Diecast models struggle with restoration tricks. Many people partake is part swapping but then try to pass the models off as original (e.g., changing wheels or repainting a model to mimic a rare variation).

How to protect yourself from fake models
When it comes to diecasts, there’s simply no substitute for experience. Get to as many toy fairs as you can and handle the merchandise.
That way, you’ll begin to learn something about matt paint finishes, wheel types, area of paint, amount of paint, where colour is added by hand and whether or not certain models were actually well made in the first place.
Although even experienced collectors can get caught out, there’s no substitute for physical touching. Internet auction sites are all very well but it’s easy to conceal material facts in a photograph.
Suggested article: How to Photograph your Model Collection on a Budget
The real vs fake diecast packaging
There are several sources of diecast replica boxes on the market and boxes for Corgi and Dinky model cars tend to be the most copied. Whilst laser printing and colour has progressed enormously, you have to work at ageing a box.
Very few toys of three or four decades ago will have a pristine box: the card goes soft, flaps get creased and general wear and tear are to be expected. Any mint box should be viewed with suspicion and, where possible, compared with something genuine. Colours are usually too ‘new’ or bright to deceive, the card is too crisp and the cellophane too clear.

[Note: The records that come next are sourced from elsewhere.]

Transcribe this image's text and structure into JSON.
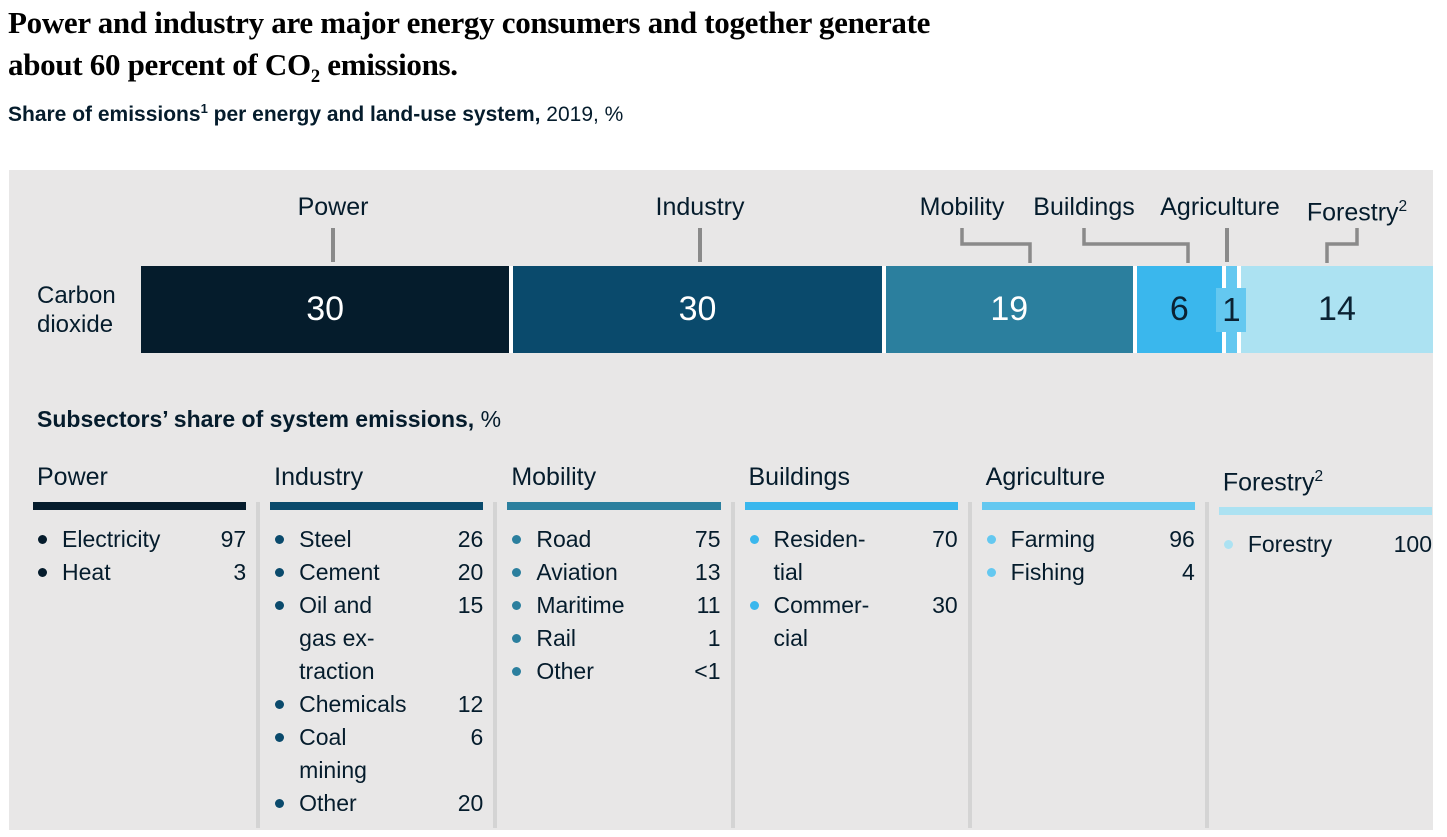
{
  "title": {
    "line1": "Power and industry are major energy consumers and together generate",
    "line2_pre": "about 60 percent of CO",
    "line2_sub": "2",
    "line2_post": " emissions."
  },
  "subtitle": {
    "bold_pre": "Share of emissions",
    "sup": "1",
    "bold_post": " per energy and land-use system,",
    "regular": " 2019, %"
  },
  "bar_chart": {
    "row_label_line1": "Carbon",
    "row_label_line2": "dioxide",
    "segments": [
      {
        "label": "Power",
        "sup": "",
        "value": "30",
        "color": "#051c2c",
        "text_color": "#ffffff",
        "badge": false
      },
      {
        "label": "Industry",
        "sup": "",
        "value": "30",
        "color": "#0a4a6c",
        "text_color": "#ffffff",
        "badge": false
      },
      {
        "label": "Mobility",
        "sup": "",
        "value": "19",
        "color": "#2b7f9e",
        "text_color": "#ffffff",
        "badge": false
      },
      {
        "label": "Buildings",
        "sup": "",
        "value": "6",
        "color": "#3ab7ed",
        "text_color": "#0b2233",
        "badge": false
      },
      {
        "label": "Agriculture",
        "sup": "",
        "value": "1",
        "color": "#64c8f0",
        "text_color": "#0b2233",
        "badge": true
      },
      {
        "label": "Forestry",
        "sup": "2",
        "value": "14",
        "color": "#ace2f2",
        "text_color": "#0b2233",
        "badge": false
      }
    ]
  },
  "subsectors": {
    "heading_bold": "Subsectors’ share of system emissions,",
    "heading_suffix": "%",
    "columns": [
      {
        "header": "Power",
        "sup": "",
        "color": "#051c2c",
        "items": [
          {
            "lines": [
              "Electricity"
            ],
            "value": "97"
          },
          {
            "lines": [
              "Heat"
            ],
            "value": "3"
          }
        ]
      },
      {
        "header": "Industry",
        "sup": "",
        "color": "#0a4a6c",
        "items": [
          {
            "lines": [
              "Steel"
            ],
            "value": "26"
          },
          {
            "lines": [
              "Cement"
            ],
            "value": "20"
          },
          {
            "lines": [
              "Oil and",
              "gas ex-",
              "traction"
            ],
            "value": "15"
          },
          {
            "lines": [
              "Chemicals"
            ],
            "value": "12"
          },
          {
            "lines": [
              "Coal",
              "mining"
            ],
            "value": "6"
          },
          {
            "lines": [
              "Other"
            ],
            "value": "20"
          }
        ]
      },
      {
        "header": "Mobility",
        "sup": "",
        "color": "#2b7f9e",
        "items": [
          {
            "lines": [
              "Road"
            ],
            "value": "75"
          },
          {
            "lines": [
              "Aviation"
            ],
            "value": "13"
          },
          {
            "lines": [
              "Maritime"
            ],
            "value": "11"
          },
          {
            "lines": [
              "Rail"
            ],
            "value": "1"
          },
          {
            "lines": [
              "Other"
            ],
            "value": "<1"
          }
        ]
      },
      {
        "header": "Buildings",
        "sup": "",
        "color": "#3ab7ed",
        "items": [
          {
            "lines": [
              "Residen-",
              "tial"
            ],
            "value": "70"
          },
          {
            "lines": [
              "Commer-",
              "cial"
            ],
            "value": "30"
          }
        ]
      },
      {
        "header": "Agriculture",
        "sup": "",
        "color": "#64c8f0",
        "items": [
          {
            "lines": [
              "Farming"
            ],
            "value": "96"
          },
          {
            "lines": [
              "Fishing"
            ],
            "value": "4"
          }
        ]
      },
      {
        "header": "Forestry",
        "sup": "2",
        "color": "#ace2f2",
        "items": [
          {
            "lines": [
              "Forestry"
            ],
            "value": "100"
          }
        ]
      }
    ]
  },
  "chart_data": {
    "type": "bar",
    "subtype": "horizontal-stacked",
    "title": "Share of emissions per energy and land-use system, 2019, %",
    "row_label": "Carbon dioxide",
    "categories": [
      "Power",
      "Industry",
      "Mobility",
      "Buildings",
      "Agriculture",
      "Forestry"
    ],
    "values": [
      30,
      30,
      19,
      6,
      1,
      14
    ],
    "unit": "%",
    "year": "2019",
    "legend_position": "above-bar",
    "subsector_tables": [
      {
        "system": "Power",
        "entries": [
          [
            "Electricity",
            97
          ],
          [
            "Heat",
            3
          ]
        ]
      },
      {
        "system": "Industry",
        "entries": [
          [
            "Steel",
            26
          ],
          [
            "Cement",
            20
          ],
          [
            "Oil and gas extraction",
            15
          ],
          [
            "Chemicals",
            12
          ],
          [
            "Coal mining",
            6
          ],
          [
            "Other",
            20
          ]
        ]
      },
      {
        "system": "Mobility",
        "entries": [
          [
            "Road",
            75
          ],
          [
            "Aviation",
            13
          ],
          [
            "Maritime",
            11
          ],
          [
            "Rail",
            1
          ],
          [
            "Other",
            "<1"
          ]
        ]
      },
      {
        "system": "Buildings",
        "entries": [
          [
            "Residential",
            70
          ],
          [
            "Commercial",
            30
          ]
        ]
      },
      {
        "system": "Agriculture",
        "entries": [
          [
            "Farming",
            96
          ],
          [
            "Fishing",
            4
          ]
        ]
      },
      {
        "system": "Forestry",
        "entries": [
          [
            "Forestry",
            100
          ]
        ]
      }
    ]
  }
}
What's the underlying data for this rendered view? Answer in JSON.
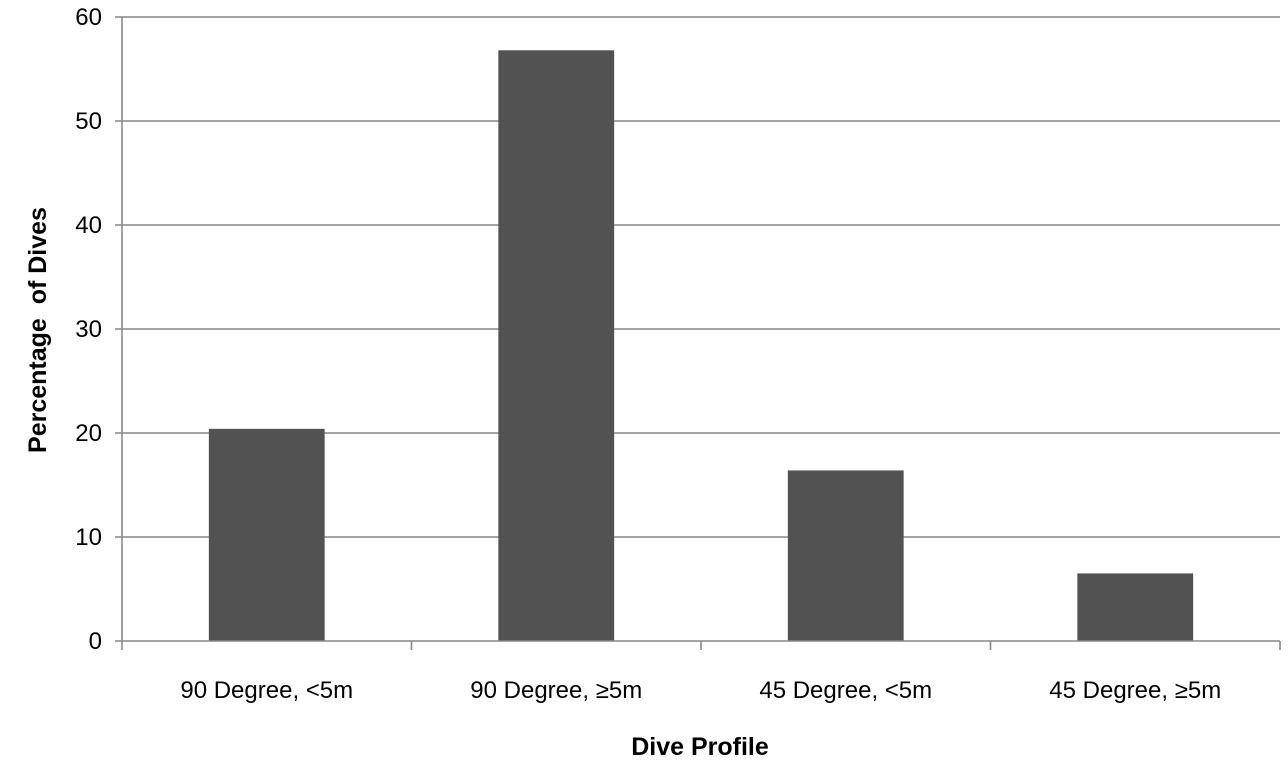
{
  "chart_data": {
    "type": "bar",
    "title": "",
    "xlabel": "Dive Profile",
    "ylabel": "Percentage  of Dives",
    "categories": [
      "90 Degree, <5m",
      "90 Degree, ≥5m",
      "45 Degree, <5m",
      "45 Degree, ≥5m"
    ],
    "values": [
      20.4,
      56.8,
      16.4,
      6.5
    ],
    "ylim": [
      0,
      60
    ],
    "yticks": [
      0,
      10,
      20,
      30,
      40,
      50,
      60
    ],
    "grid": true,
    "legend": "none",
    "bar_color": "#525252",
    "grid_color": "#888888"
  }
}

Where window boxes are concerned, cellophane yellows with age and it’s rare to find shop-fresh packaging. Texture and feel are key here, so just be on your guard. The good news is that dealers with reproduction boxes will usually tell you they are such; it’s only when that same toy and box has passed through a few hands that the boundaries might start to blur.
Fake Matchbox
With Matchbox toys, the big money lies in the wheel varieties, leading the villainous to try and swap hubs and axles around to create a transitional model or similar. These have high margins when genuine, so all the faker needs is a model of each type.
Good examples are the Regular Wheels to Superfast wheeled vehicles: switch the wheels on certain models and you have an item worth thousands of pounds.
However, to get the wheels off means filing the axle ends, which even when re-filed and shaped, will usually exhibit some marks or a less than perfect ‘mushroom’ end. Also, tiny rivets may have to be removed when the baseplate is changed: again, it’s hard to re-attach these without making some marks.
Beware, then, of loose axles or wheels that are sloppy; and check the baseplate rivets, whilst determining if it wobbles a bit. A magnifying glass can help here.
Are Replacement Parts a Sign of a Fake Diecast Model?
Finally, look out for reproduction parts. There are many well-known purveyors of spares in plastic, resin, rubber and pewter, who cater for collectors of Tri-ang, Dinky, Spot-On and all the rest.
Lost figures or missiles or attachments are par for the course with toys of some age but most can be replaced these days. A dealer should be able to advise you but it’s important to know if your Spot-On bumper, for instance, is original or after-market.
Finally, don’t run away with the impression that all traders are rogues, out to rob you: they’re not.
To sum up: handle with care, use common sense as much as you can and, if in doubt, ask!